Probabilmente passerebbe come autore di un’infamia e politico corrotto, quando in realtà ha semplicemente sfruttato un aiuto statale in un momento di crisi. Il Garante dovrebbe pensare anche alla loro di privacy. Certamente non ci pensa Luigi Di Maio, che ieri ha accolto l’intervento dell’Autorità con entusiasmo: «Adesso non ci sono più scuse. Anche il garante della privacy ha detto che non ci sono ostacoli alla diffusione dei nomi dei deputati che hanno richiesto il bonus di 600 euro malgrado i loro stipendi da 13mila euro netti al mese. È giusto che gli italiani sappiano chi sono, che ne conoscano i volti, i nomi e i cognomi». L’ex capo politico del Movimento 5 stelle dice, con un certo ironico coraggio, che non si tratta di “gogna mediatica” o di “propaganda”, ma solo di “giustizia” e “trasparenza”. Ma il Garante ha dichiarato anche altro, annunciando una istruttoria in ordine alla metodologia seguita dall’Inps rispetto al trattamento dei dati dei beneficiari e alle notizie al riguardo diffuse».
Sotto “indagine” quindi il dico-non dico dell’Ente previdenziale italiano, fino a ieri vincolato alla privacy ma dalla quale è partita, sotto forma di scoop giornalistico, “Bonusopoli”, con annessa caccia all’uomo e ondata di anti-politica. Sarà contento Matteo Renzi che ha chiesto le dimissioni del direttore dell’Inps Pasquale Tridico, per «il clima populista di caccia alle streghe che l’Inps ha instaurato, basato anche sulle notizie false, come quelle su Italia Viva che quei soldi non li ha mai presi». L’ex premier ha accusato Tridico anche di aver dimostrato “incompetenza” su “cassa integrazione e partite Iva”. Intanto prosegue la caccia ai tre parlamentari che il bonus l’avrebbero intascato. Stando ai rumors, si tratterebbe di due leghisti e un pentastellato. I sospettati in casa Lega sarebbero Andrea Dara ed Elena Murelli, da giorni irreperibili. D’altronde l’ordine di scuderia in via Bellerio pare essere “non rispondete al telefono, nascondetevi”. Parole meno solenni delle “sospensioni immediate” promesse da Matteo Salvini appena l’altro ieri.

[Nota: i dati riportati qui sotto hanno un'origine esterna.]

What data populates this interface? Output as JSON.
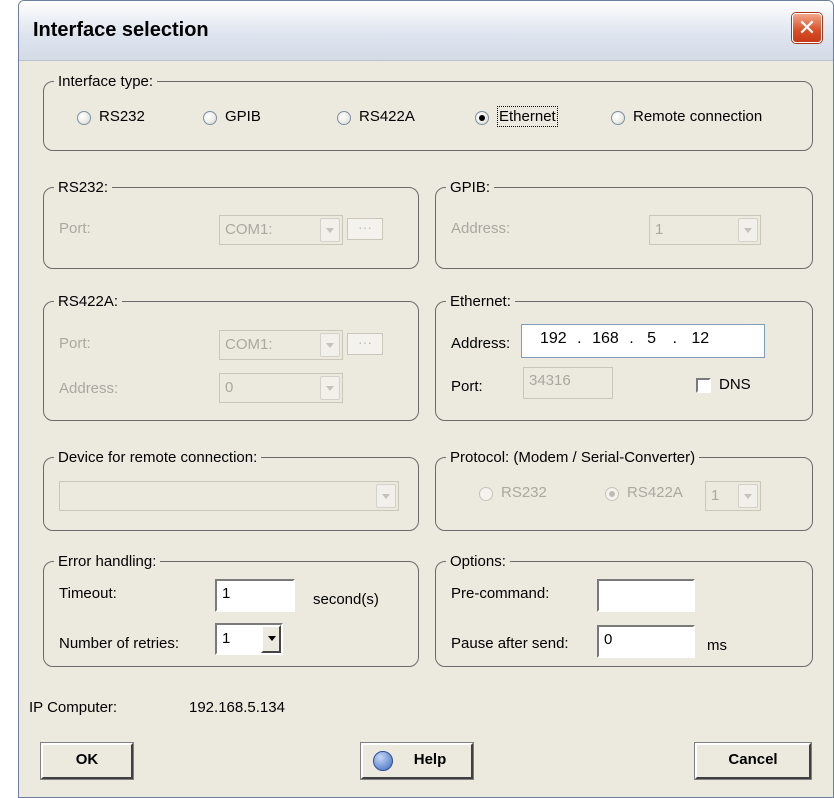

Intanto Luca Zaia, governatore uscente del Veneto, ricandidato stra-favorito alle regionali di settembre e soprattutto rivale interno di Salvini, ha decretato la messa al bando dalle liste dei tre consiglieri regionali leghisti coinvolti in “Bonusopoli”. Si tratterebbe di Gianluca Forcolin, vicepresidente della regione, Riccardo Barbisan e Alessandro Montagnoli. Non sono tre pesci piccoli nella lega veneta e non hanno commesso alcun reato. Ma l’ambizioso Zaia ha deciso di strizzare l’occhio al clima giustizialista. E così “Bonusopoli” diventa anche uno strumento di campagna elettorale. In attesa del referendum di settembre sul taglio del parlamentari.